I have no idea whether or not her claim has legs. After all, software comes with a forest of waivers. But it strikes me that the sentiment behind the suit – that it’s time someone, anyone, be held accountable for IT product defects – is overdue.
Consider your average workday. You check your e-mail first thing in the morning and download dozens of spam messages. Once you sift though them, it’s time to make sure your employer is protected against all the latest worms and viruses. Again. Next you check your to-do list -maybe it’s time to make sure you’re in compliance with several of your sophisticated licensing agreements. Later in the day you have to meet with a rep from a software company that specializes in integration layers, something you’ll have to buy sooner or later since you’re still running two ERP packages that don’t really speak to each other.
The list of chores is long. But the underlying problem is simple. The IT industry for too long has gotten away with (and not without the complicity of eager-to-buy users, I might add) some questionable customer service. The problems I just cited are common, and almost all of them are impossible for you to solve alone, no matter how determined you might be. All you have at your disposal is the power to apply pressure to your supplier, or to move your business elsewhere if your environment can sustain it.
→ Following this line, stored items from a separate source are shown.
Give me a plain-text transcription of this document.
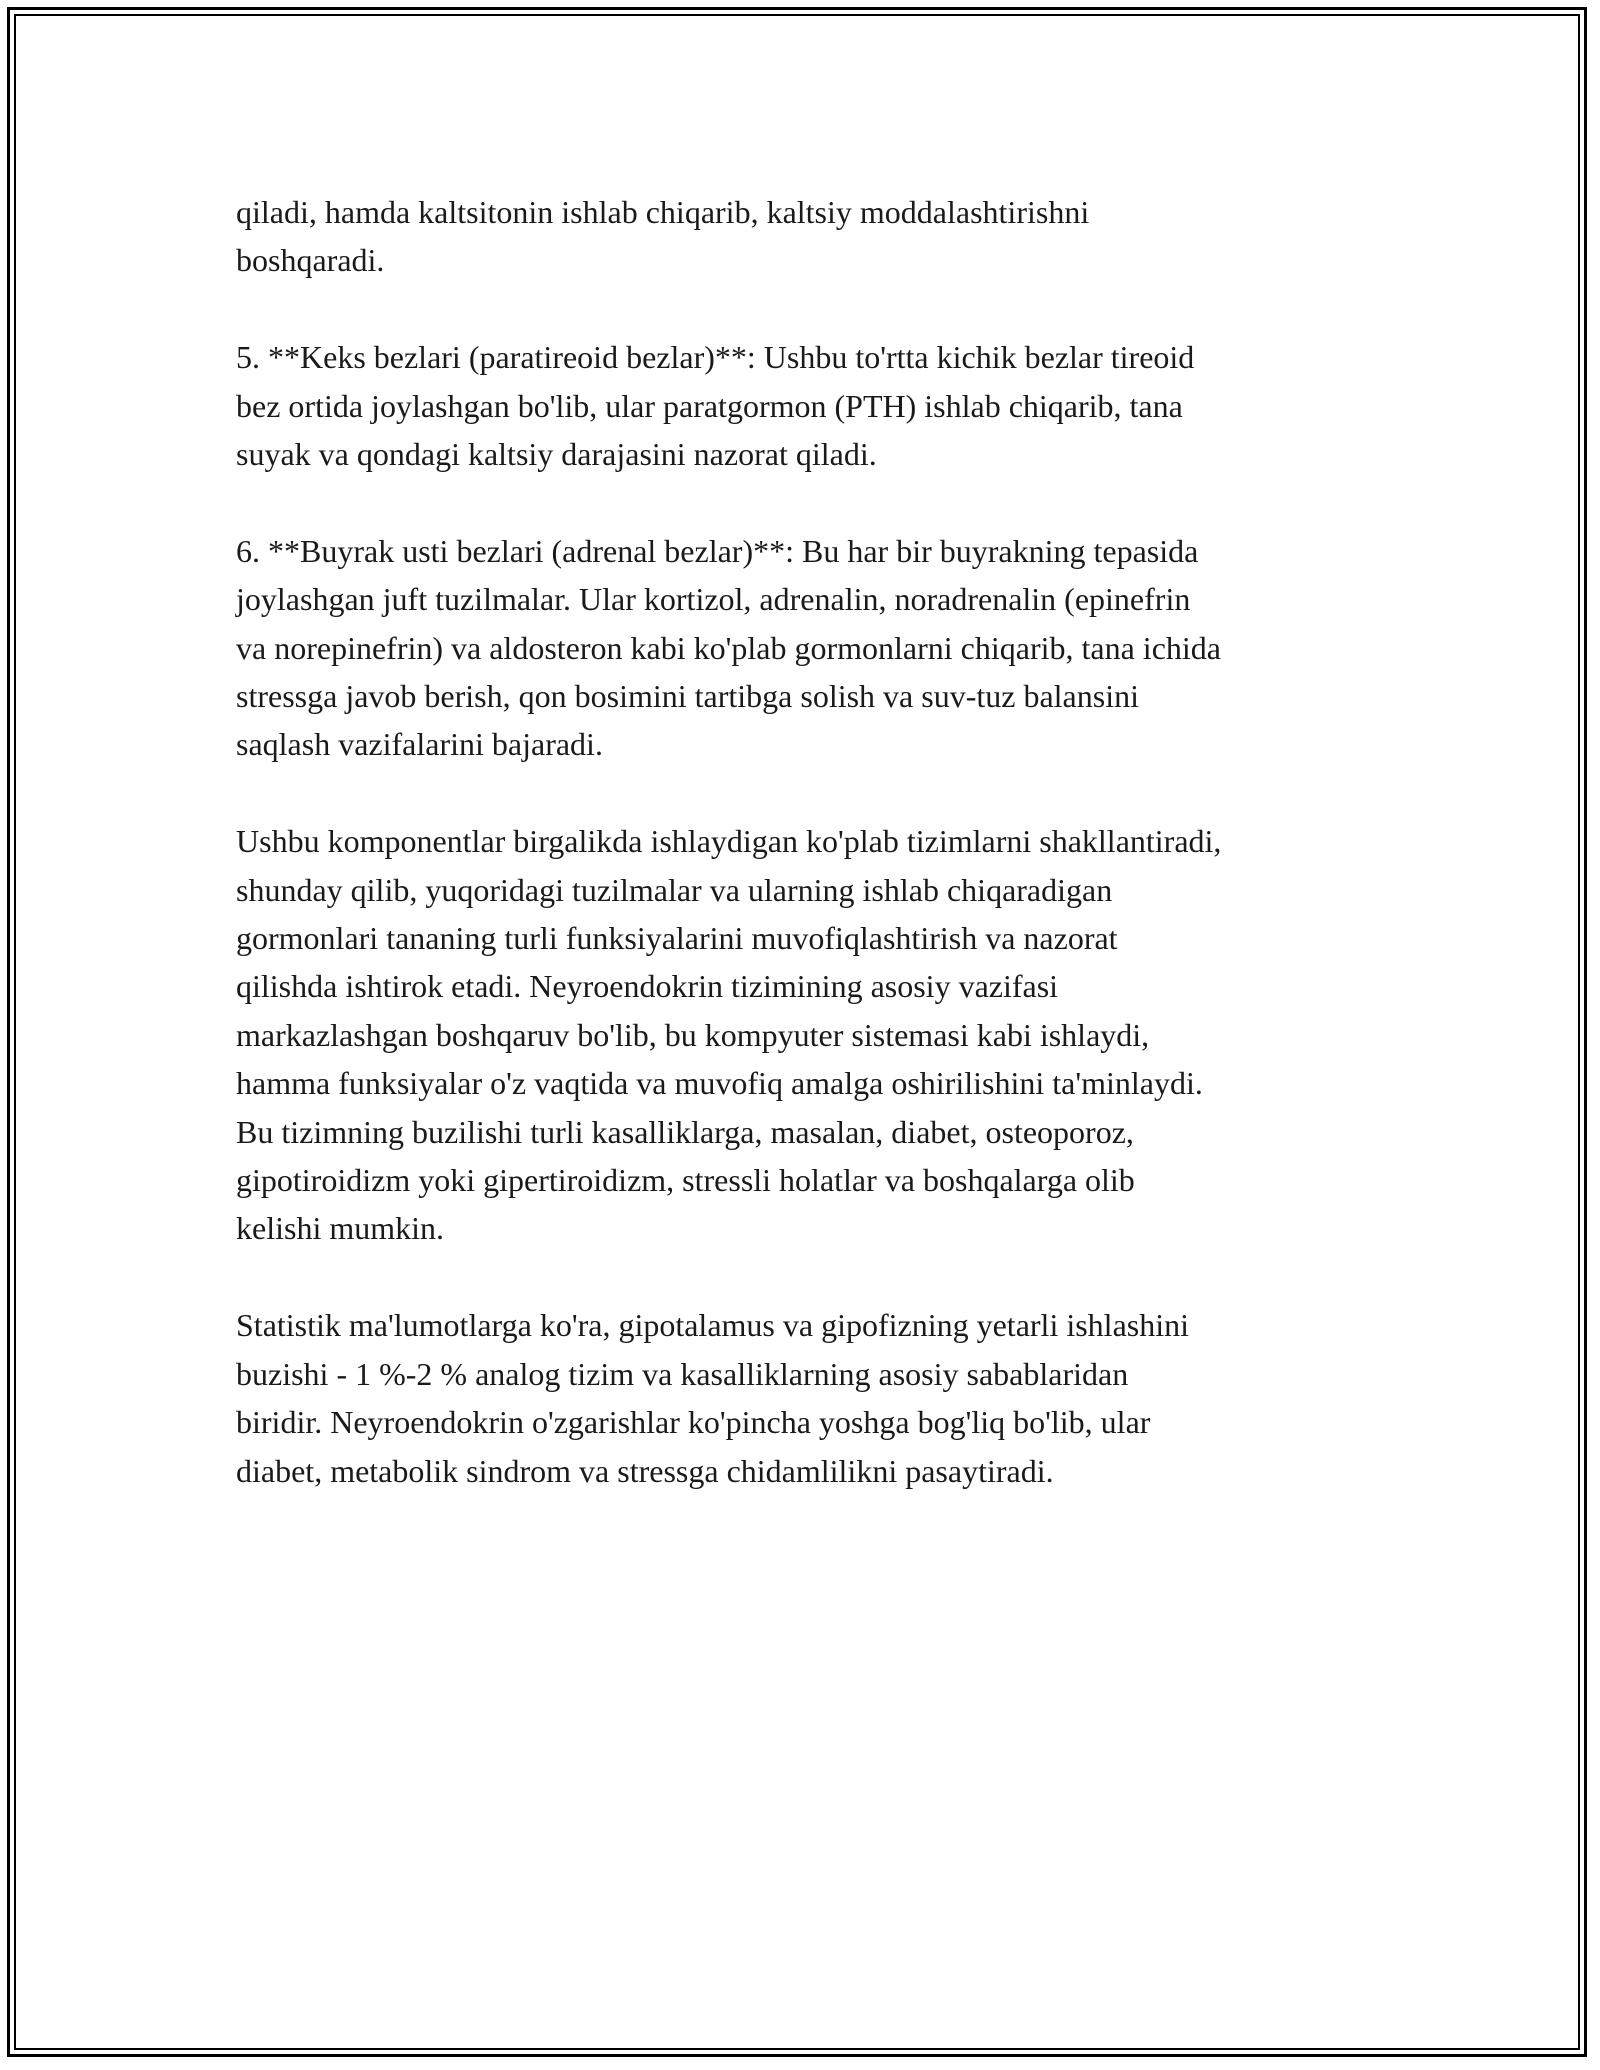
qiladi, hamda kaltsitonin ishlab chiqarib, kaltsiy moddalashtirishni
boshqaradi.

5. **Keks bezlari (paratireoid bezlar)**: Ushbu to'rtta kichik bezlar tireoid
bez ortida joylashgan bo'lib, ular paratgormon (PTH) ishlab chiqarib, tana
suyak va qondagi kaltsiy darajasini nazorat qiladi.

6. **Buyrak usti bezlari (adrenal bezlar)**: Bu har bir buyrakning tepasida
joylashgan juft tuzilmalar. Ular kortizol, adrenalin, noradrenalin (epinefrin
va norepinefrin) va aldosteron kabi ko'plab gormonlarni chiqarib, tana ichida
stressga javob berish, qon bosimini tartibga solish va suv-tuz balansini
saqlash vazifalarini bajaradi.

Ushbu komponentlar birgalikda ishlaydigan ko'plab tizimlarni shakllantiradi,
shunday qilib, yuqoridagi tuzilmalar va ularning ishlab chiqaradigan
gormonlari tananing turli funksiyalarini muvofiqlashtirish va nazorat
qilishda ishtirok etadi. Neyroendokrin tizimining asosiy vazifasi
markazlashgan boshqaruv bo'lib, bu kompyuter sistemasi kabi ishlaydi,
hamma funksiyalar o'z vaqtida va muvofiq amalga oshirilishini ta'minlaydi.
Bu tizimning buzilishi turli kasalliklarga, masalan, diabet, osteoporoz,
gipotiroidizm yoki gipertiroidizm, stressli holatlar va boshqalarga olib
kelishi mumkin.

Statistik ma'lumotlarga ko'ra, gipotalamus va gipofizning yetarli ishlashini
buzishi - 1 %-2 % analog tizim va kasalliklarning asosiy sabablaridan
biridir. Neyroendokrin o'zgarishlar ko'pincha yoshga bog'liq bo'lib, ular
diabet, metabolik sindrom va stressga chidamlilikni pasaytiradi.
What’s odd is how unwilling customers in the past have been to apply that pressure. Consider the automakers. One of these days you might get a letter in the mail, informing you that your car is being recalled by its manufacturer in order to fix a small defect. The risk of injury from the defect may only be theoretical. Regardless, the auto industry has long since been trained to put customers first, even in the face of enormous expense and some bad PR. Though admittedly, the cause and effect (defect and potential accident) are more easily correlated in automobiles than in computers, and more serious. After all, lives are at stake. They also know how dangerous angry customers can become.
Software isn’t likely to undergo a spectacular crash, at least not without the help of a malicious hacker. Instead, it’s the small but costly inconveniences to millions people and corporations that have added up into something big.
What’s clear, however, is that the overall IT spending slowdown has not only made your spending habits wiser, if only by default, it’s also made the vendors more amenable to change.
Both Sun and Oracle recently announced licensing plans more akin to subscriptions than to the complex maze of agreements of the past. Microsoft, it appears, was genuinely rattled by the latest worm, and is taking immediate, concrete steps to improve security in its products. The ERP vendors are also taking steps to improve the ease of rollout and integration in its products – witness PeopleSoft’s recent decision to dedicate 500 of its developers to making its software simpler to use.
It took awhile, but you’re issuing your own recall of sorts. And its effects are beginning to take shape. Let’s hope that it’s a lesson we need to be taught only once.